Every plot point in this story is the direct result of a previous one.

Why do Romeo and his friends crash the Capulet party? Because of the long-standing family feud, as introduced through the brawl in the opening scene.

Why do Romeo and Juliet marry? Because he crashed the party, fell for her on sight, and wooed her.

Why does Romeo try to stop the fight between Mercutio and Tybalt? Because he married Juliet, so his former enemies are now his in-laws.

Why does Mercutio die? Because Romeo tried to stop the fight.

And so on. Every action the famous lovers take (1) results from their decisions in the past and (2) leads them closer to the tragedy in their future.

Here are two tests to see if your story is a story, or if it's just a bunch of stuff that happens.

Does the order of your chapters matter?

If Romeo were banished, then married Juliet, then killed Tybalt, the play wouldn't make any sense. The order in which events take place, or at least the order in which facts are revealed, is very important in a story.

But in many books, you can swap scenes around at random and it wouldn't make a bit of difference.

If you can easily move a chapter somewhere else, it might mean that chapter serves no purpose in the story. You wrote about your couple frolicking at the beach only because you like the beach, and it doesn't matter when they go because the trip isn't prompted by anything that happened before and doesn't result in any changes to their relationship.

Are all of your chapters necessary?

Imagine if Shakespeare deleted the part where Romeo rushes to Juliet's tomb and chugs poison. Juliet would wake up alone and, uh, I guess she decides to stab herself for no reason?

Or what if Shakespeare took out the part where Juliet decides to fake her death? Romeo would just be hanging out in exile, and then he'd suddenly decide he's going to come back and commit suicide because life sucks.

It's a good sign if you can say, for certain, that taking out a scene or chapter would require a sweeping rewrite of everything that comes afterwards, or that it would at least make the scenes that come later very confusing. It's not a good sign if you can completely delete a chapter and it would affect nothing.

Not every scene has to be indispensable to the story, like in Romeo and Juliet—you can have funny scenes, exciting scenes, and sexy scenes, if that's what you and your readers like. But I do believe that at least one part of every chapter should move things along, or the book starts to stall.

Comments

Alicia Butcher Ehrhardt (October 12, 2014, 9:43 pm)

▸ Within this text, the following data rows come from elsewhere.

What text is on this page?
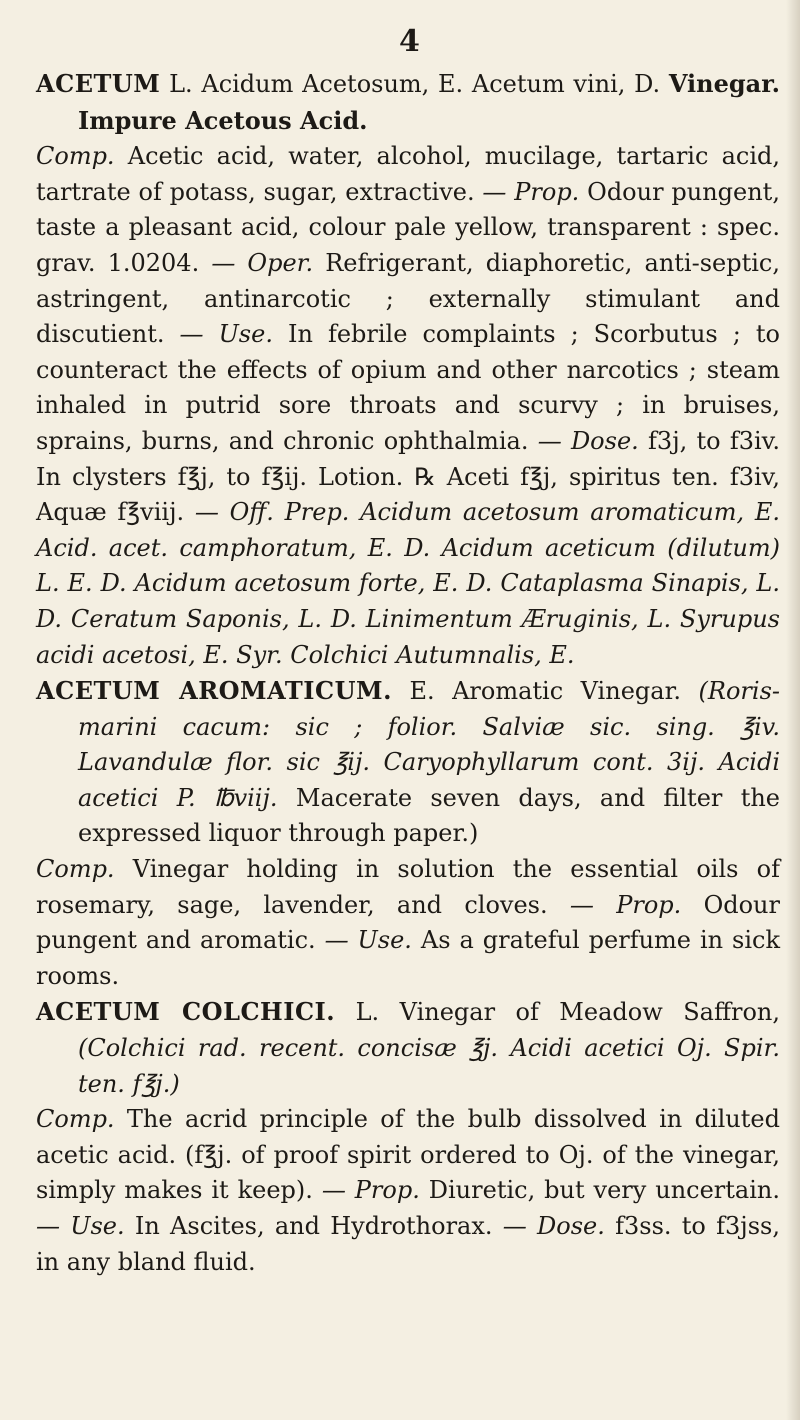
4

ACETUM L. Acidum Acetosum, E. Acetum vini, D. Vinegar. Impure Acetous Acid.

Comp. Acetic acid, water, alcohol, mucilage, tartaric acid, tartrate of potass, sugar, extractive. — Prop. Odour pungent, taste a pleasant acid, colour pale yellow, transparent : spec. grav. 1.0204. — Oper. Refrigerant, diaphoretic, anti-septic, astringent, antinarcotic ; externally stimulant and discutient. — Use. In febrile complaints ; Scorbutus ; to counteract the effects of opium and other narcotics ; steam inhaled in putrid sore throats and scurvy ; in bruises, sprains, burns, and chronic ophthalmia. — Dose. f3j, to f3iv. In clysters f℥j, to f℥ij. Lotion. ℞ Aceti f℥j, spiritus ten. f3iv, Aquæ f℥viij. — Off. Prep. Acidum acetosum aromaticum, E. Acid. acet. camphoratum, E. D. Acidum aceticum (dilutum) L. E. D. Acidum acetosum forte, E. D. Cataplasma Sinapis, L. D. Ceratum Saponis, L. D. Linimentum Æruginis, L. Syrupus acidi acetosi, E. Syr. Colchici Autumnalis, E.

ACETUM AROMATICUM. E. Aromatic Vinegar. (Roris-marini cacum: sic ; folior. Salviæ sic. sing. ℥iv. Lavandulæ flor. sic ℥ij. Caryophyllarum cont. 3ij. Acidi acetici P. ℔viij. Macerate seven days, and filter the expressed liquor through paper.)

Comp. Vinegar holding in solution the essential oils of rosemary, sage, lavender, and cloves. — Prop. Odour pungent and aromatic. — Use. As a grateful perfume in sick rooms.

ACETUM COLCHICI. L. Vinegar of Meadow Saffron, (Colchici rad. recent. concisæ ℥j. Acidi acetici Oj. Spir. ten. f℥j.)

Comp. The acrid principle of the bulb dissolved in diluted acetic acid. (f℥j. of proof spirit ordered to Oj. of the vinegar, simply makes it keep). — Prop. Diuretic, but very uncertain. — Use. In Ascites, and Hydrothorax. — Dose. f3ss. to f3jss, in any bland fluid.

Every sentence, every paragraph, every beat, every scene, every chapter, every part - has to do so many things at once that it makes you dizzy.

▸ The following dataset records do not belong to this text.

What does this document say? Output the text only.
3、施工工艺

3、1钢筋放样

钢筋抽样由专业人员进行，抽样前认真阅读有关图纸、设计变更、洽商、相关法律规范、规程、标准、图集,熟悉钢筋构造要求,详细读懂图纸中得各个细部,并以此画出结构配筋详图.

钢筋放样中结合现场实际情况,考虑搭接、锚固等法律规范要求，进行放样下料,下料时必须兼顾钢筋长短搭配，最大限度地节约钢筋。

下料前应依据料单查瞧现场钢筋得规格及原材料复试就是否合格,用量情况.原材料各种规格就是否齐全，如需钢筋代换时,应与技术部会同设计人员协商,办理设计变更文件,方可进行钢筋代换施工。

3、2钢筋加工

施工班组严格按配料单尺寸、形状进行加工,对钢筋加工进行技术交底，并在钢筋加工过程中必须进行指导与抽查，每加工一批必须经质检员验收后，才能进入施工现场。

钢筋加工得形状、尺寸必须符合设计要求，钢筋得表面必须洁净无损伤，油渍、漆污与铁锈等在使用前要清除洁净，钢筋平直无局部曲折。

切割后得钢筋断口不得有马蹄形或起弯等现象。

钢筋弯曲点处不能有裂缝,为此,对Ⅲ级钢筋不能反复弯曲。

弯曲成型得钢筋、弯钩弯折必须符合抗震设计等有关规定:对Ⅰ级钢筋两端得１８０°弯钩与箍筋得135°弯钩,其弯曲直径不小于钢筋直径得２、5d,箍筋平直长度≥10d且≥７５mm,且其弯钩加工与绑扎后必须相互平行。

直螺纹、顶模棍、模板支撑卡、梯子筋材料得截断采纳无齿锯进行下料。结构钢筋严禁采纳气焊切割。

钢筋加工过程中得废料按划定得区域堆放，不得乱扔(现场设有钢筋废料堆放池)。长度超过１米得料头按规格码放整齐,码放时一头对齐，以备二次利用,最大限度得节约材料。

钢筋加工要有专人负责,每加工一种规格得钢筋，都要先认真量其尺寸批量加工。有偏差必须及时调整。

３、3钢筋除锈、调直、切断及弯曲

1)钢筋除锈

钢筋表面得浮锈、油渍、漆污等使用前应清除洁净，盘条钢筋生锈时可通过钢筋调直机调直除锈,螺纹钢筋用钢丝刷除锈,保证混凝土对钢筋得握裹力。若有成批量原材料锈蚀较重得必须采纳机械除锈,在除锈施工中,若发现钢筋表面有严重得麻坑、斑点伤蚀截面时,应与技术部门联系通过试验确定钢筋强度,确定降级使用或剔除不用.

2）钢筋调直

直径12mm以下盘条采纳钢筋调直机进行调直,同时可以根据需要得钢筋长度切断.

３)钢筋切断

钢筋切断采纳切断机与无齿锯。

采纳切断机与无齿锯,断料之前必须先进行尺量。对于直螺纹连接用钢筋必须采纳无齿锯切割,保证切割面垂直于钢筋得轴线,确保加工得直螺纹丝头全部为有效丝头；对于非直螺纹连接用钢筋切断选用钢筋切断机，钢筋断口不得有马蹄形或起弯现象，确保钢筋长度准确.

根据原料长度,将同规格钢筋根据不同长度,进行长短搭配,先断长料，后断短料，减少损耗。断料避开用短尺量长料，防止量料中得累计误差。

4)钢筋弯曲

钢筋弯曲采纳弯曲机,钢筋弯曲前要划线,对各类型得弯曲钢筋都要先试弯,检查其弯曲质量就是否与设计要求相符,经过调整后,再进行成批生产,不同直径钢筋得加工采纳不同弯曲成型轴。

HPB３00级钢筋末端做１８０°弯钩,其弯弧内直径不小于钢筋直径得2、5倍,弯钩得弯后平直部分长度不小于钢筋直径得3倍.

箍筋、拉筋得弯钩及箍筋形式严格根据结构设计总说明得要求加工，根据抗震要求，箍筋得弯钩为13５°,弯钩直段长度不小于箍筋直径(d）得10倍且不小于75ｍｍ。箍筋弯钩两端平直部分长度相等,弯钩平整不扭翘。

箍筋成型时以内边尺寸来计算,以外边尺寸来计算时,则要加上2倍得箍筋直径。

'No fluff' - it has to do all the things: move the plot, provide a background, show a setting, motivate a character, explain some backstory (without telling), reinforce a theme, give us physical action.

Readers have very short attention spans - fortunately, writers have lots and lots of tools.

If I don't put all that stuff in, I get bored - I don't imagine the reader is going to be less bored.

As for order: there is a 'best' order; as you said, only the true way through the valley makes sense. It may take some casting about and rewriting and thinking, but the one way has a feeling of being right.

Which is why it takes me so long to do things. When I don't make progress, it is the subconscious telling me something isn't in the right place, or there are layers that need excavating.

I never thought it would be quite as satisfying.